Three control animals similarly received a 6 h infusion of vehicle only. The infusion rates were 0.3–0.4, 0.6–0.8, and 1.2–1.6 mL/h in the 250, 500, and 1,000 mg/kg dose groups, respectively. The number of animals in each treatment group was as follows: 4, 6, and 25 animals received P188-P in the 250, 500, and 1,000 mg/kg dose groups, respectively, and 3, 10, and 30 animals received P188-NF in the 250, 500, and 1,000 mg/kg dose groups,
respectively. Serum samples for creatinine testing were collected at 3 h (i.e., during the infusion), at 6 h (i.e., at the end of the infusion) and at 24 and 48 h following the end of the infusion (post-infusion). Creatinine levels were measured according to Heinegård and Tiderström [35]. At 48 h post-infusion, the animals were humanely euthanized and their kidneys were harvested and processed for histopathologic examination. The reversibility of treatment-induced see more changes was examined in a separate group of remnant-kidney rats following a 6-h infusion of either P188-P (1,000 mg/kg/h) or P188-NF (1,000 mg/kg/h), with histopathology examination conducted at 24, 48, and 144 h post-infusion. 2.4 Histopathology Tissue sections of the remnant kidneys were prepared according to standard LY3023414 ic50 techniques and stained with hematoxylin and eosin (H&E) and with periodic acid–Schiff (PAS). Light
microscopic examinations were performed by a renal pathologist blinded to treatment. Tissues were also examined by transmission electron microscopy for treatment-induced ultrastructural effects. 2.5 Clinical Studies Two clinical studies were conducted to evaluate the effects of P188-P on safety
and renal function in patients with SCD. Both studies Gemcitabine mouse involved test agent administration consisting of a loading dose administered intravenously over 1 h, followed by a maintenance dose administered over either 23 or 47 h. In one study (study C97-1248), 126 subjects were treated with a total dose of 1.5 g/kg. In the other study (study C97-1243), 42 subjects were randomized in an escalating manner to receive total doses ranging from 1.1 to 2.9 g/kg. Urinary and plasma-based renal function biomarkers were evaluated Methisazone at baseline and throughout the C97-1243 trial, and plasma creatinine was assessed in both trials.
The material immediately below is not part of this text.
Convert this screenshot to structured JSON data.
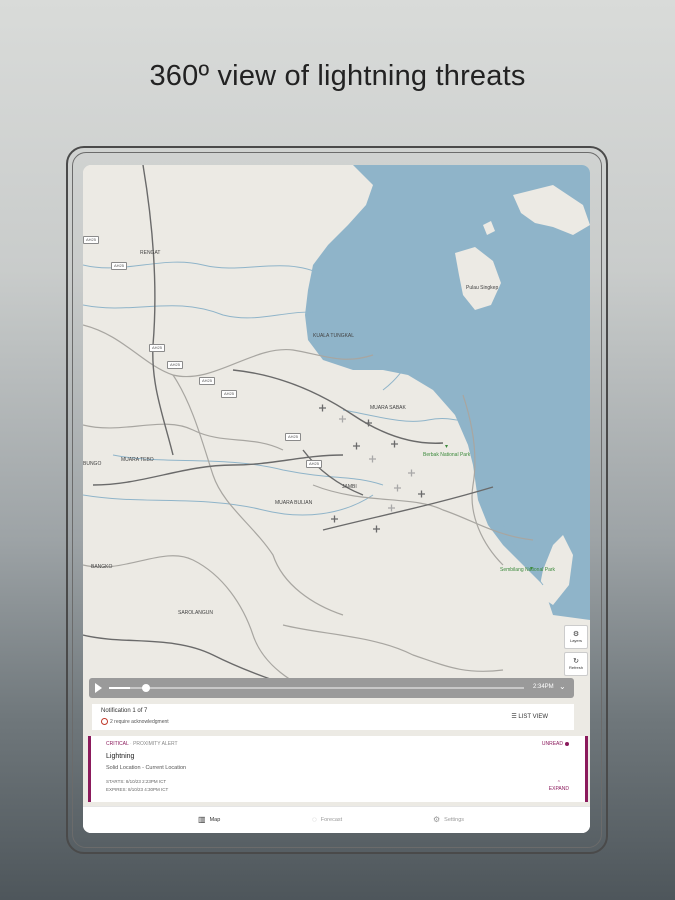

All studies were conducted according to Good Clinical Practice (GCP)/International Conference on Harmonisation (ICH) standards on consented subjects, and specimens were collected accordingly. 3 Results 3.1 Purification of P188-NF Representative GPC profiles of P188-NF and P188-P are shown in Fig. 2. The predominant peak (between 14 and 15 minutes) identifies the desired molecular species. P188-NF typically contains about 5 % (by weight) LMW substances (<5,500 Da) [see Fig. 2a; dashed-line circle eluting after 15 min], which were targeted for removal. These LMW substances are greatly reduced or absent in P188-P [see Fig. 2b, dashed-line circle].